In savefig() command, the file format is inferred from the extension of the given filename. Depending on the backend, many different file formats are available. The list of supported file types can be found by using the get_supported_filetypes() method of the figure canvas object as follows:-

fig.canvas.get_supported_filetypes()

Saving the figure

fig.savefig('plot1.png')

Explore the contents of figure

from IPython.display import Image

Image('plot1.png')

Explore supported file formats

fig.canvas.get_supported_filetypes() {'ps': 'Postscript', 'eps': 'Encapsulated Postscript', 'pdf': 'Portable Document Format', 'pgf': 'PGF code for LaTeX', 'png': 'Portable Network Graphics', 'raw': 'Raw RGBA bitmap', 'rgba': 'Raw RGBA bitmap', 'svg': 'Scalable Vector Graphics', 'svgz': 'Scalable Vector Graphics', 'jpg': 'Joint Photographic Experts Group', 'jpeg': 'Joint Photographic Experts Group', 'tif': 'Tagged Image File Format', 'tiff': 'Tagged Image File Format'} 15. Line Plot We can use the following commands to draw the simple sinusoid line plot:-

Create figure and axes first

fig = plt.figure()

ax = plt.axes()

Declare a variable x5

x5 = np.linspace(0, 10, 1000)

Plot the sinusoid function

ax.plot(x5, np.sin(x5), 'b-');

Alternatively, we can use the Pyplot interface and let the figure and axes be created for us in the background.

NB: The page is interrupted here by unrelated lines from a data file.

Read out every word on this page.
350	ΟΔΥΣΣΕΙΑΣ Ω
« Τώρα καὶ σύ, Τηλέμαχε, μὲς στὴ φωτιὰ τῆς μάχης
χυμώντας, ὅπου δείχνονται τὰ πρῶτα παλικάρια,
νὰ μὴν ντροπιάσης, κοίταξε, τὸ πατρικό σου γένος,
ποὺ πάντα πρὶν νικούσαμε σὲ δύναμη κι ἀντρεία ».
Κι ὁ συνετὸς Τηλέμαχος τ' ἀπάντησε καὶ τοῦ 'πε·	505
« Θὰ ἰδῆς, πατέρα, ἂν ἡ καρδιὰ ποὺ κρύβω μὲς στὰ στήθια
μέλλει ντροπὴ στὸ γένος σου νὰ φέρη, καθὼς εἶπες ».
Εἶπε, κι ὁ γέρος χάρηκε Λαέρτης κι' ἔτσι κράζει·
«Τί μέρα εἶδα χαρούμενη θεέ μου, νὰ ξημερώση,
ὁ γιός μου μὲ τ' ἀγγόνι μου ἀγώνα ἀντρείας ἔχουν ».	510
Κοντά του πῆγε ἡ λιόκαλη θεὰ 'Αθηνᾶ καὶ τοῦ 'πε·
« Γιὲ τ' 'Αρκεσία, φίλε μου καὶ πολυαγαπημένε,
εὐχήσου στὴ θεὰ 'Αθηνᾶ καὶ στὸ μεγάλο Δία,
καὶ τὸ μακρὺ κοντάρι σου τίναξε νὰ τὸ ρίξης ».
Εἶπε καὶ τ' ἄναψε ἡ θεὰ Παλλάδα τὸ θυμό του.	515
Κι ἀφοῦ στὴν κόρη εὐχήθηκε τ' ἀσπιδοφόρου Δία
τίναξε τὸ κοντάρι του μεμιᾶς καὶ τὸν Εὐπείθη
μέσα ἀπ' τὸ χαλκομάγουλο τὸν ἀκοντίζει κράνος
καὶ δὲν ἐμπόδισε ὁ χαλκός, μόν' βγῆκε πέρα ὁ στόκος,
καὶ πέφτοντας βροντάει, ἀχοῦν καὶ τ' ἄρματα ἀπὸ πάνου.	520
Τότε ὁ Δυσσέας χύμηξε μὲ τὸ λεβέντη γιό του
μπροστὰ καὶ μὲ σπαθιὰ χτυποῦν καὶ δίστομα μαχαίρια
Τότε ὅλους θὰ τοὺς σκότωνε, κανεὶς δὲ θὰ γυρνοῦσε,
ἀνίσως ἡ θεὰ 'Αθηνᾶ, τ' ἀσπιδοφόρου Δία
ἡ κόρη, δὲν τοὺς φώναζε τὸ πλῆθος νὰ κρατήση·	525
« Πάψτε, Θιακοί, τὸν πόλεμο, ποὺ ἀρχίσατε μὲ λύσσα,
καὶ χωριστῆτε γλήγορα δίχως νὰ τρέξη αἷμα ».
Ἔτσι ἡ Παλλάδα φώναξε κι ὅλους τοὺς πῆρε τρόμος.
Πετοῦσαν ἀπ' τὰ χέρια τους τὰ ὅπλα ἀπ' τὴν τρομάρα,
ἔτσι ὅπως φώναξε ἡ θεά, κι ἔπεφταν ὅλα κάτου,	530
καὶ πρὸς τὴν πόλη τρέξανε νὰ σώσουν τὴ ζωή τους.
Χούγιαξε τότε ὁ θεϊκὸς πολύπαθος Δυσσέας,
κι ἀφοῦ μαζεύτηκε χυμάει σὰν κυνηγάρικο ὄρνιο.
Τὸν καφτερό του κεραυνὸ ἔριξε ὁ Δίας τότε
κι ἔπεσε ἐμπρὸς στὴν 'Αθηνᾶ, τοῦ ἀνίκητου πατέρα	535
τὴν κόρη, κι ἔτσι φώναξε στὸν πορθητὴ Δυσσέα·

Plot the sinusoid function

plt.plot(x5, np.sin(x5));

We can draw multiple lines in a single figure in OO API as follows:-

fig = plt.figure()

ax = plt.axes()

x6 = np.linspace(0, 10, 1000)

ax.plot(x6, np.sin(x6), 'b-')

ax.plot(x6, np.cos(x6), 'r-');

Similarly, if we want to create a single figure with multiple lines, we can call the plot function multiple times.

plt.plot(x6, np.sin(x6), 'b-')

plt.plot(x6, np.cos(x6), 'r-');

  1. Scatter Plot Another commonly used plot type is the scatter plot. Here the points are represented individually with a dot or a circle.

Scatter Plot with plt.plot() We have used plt.plot/ax.plot to produce line plots. We can use the same functions to produce the scatter plots as follows:-

x7 = np.linspace(0, 10, 30)

y7 = np.sin(x7)

plt.plot(x7, y7, 'o', color = 'black');

We can customize the plot by combining the character codes together with line and color codes to plot points along with a line connecting them as follows:-

plt.plot(x7, y7, '-ok');

Scatter Plot with plt.scatter() An alternative approach of creating scatter plot is to use plt.scatter() function. It is more powerful method of creating scatter plots than to use the plt.plot() function. We can use plt.scatter() function as follows:-

plt.scatter(x7, y7, marker='o') plt.show()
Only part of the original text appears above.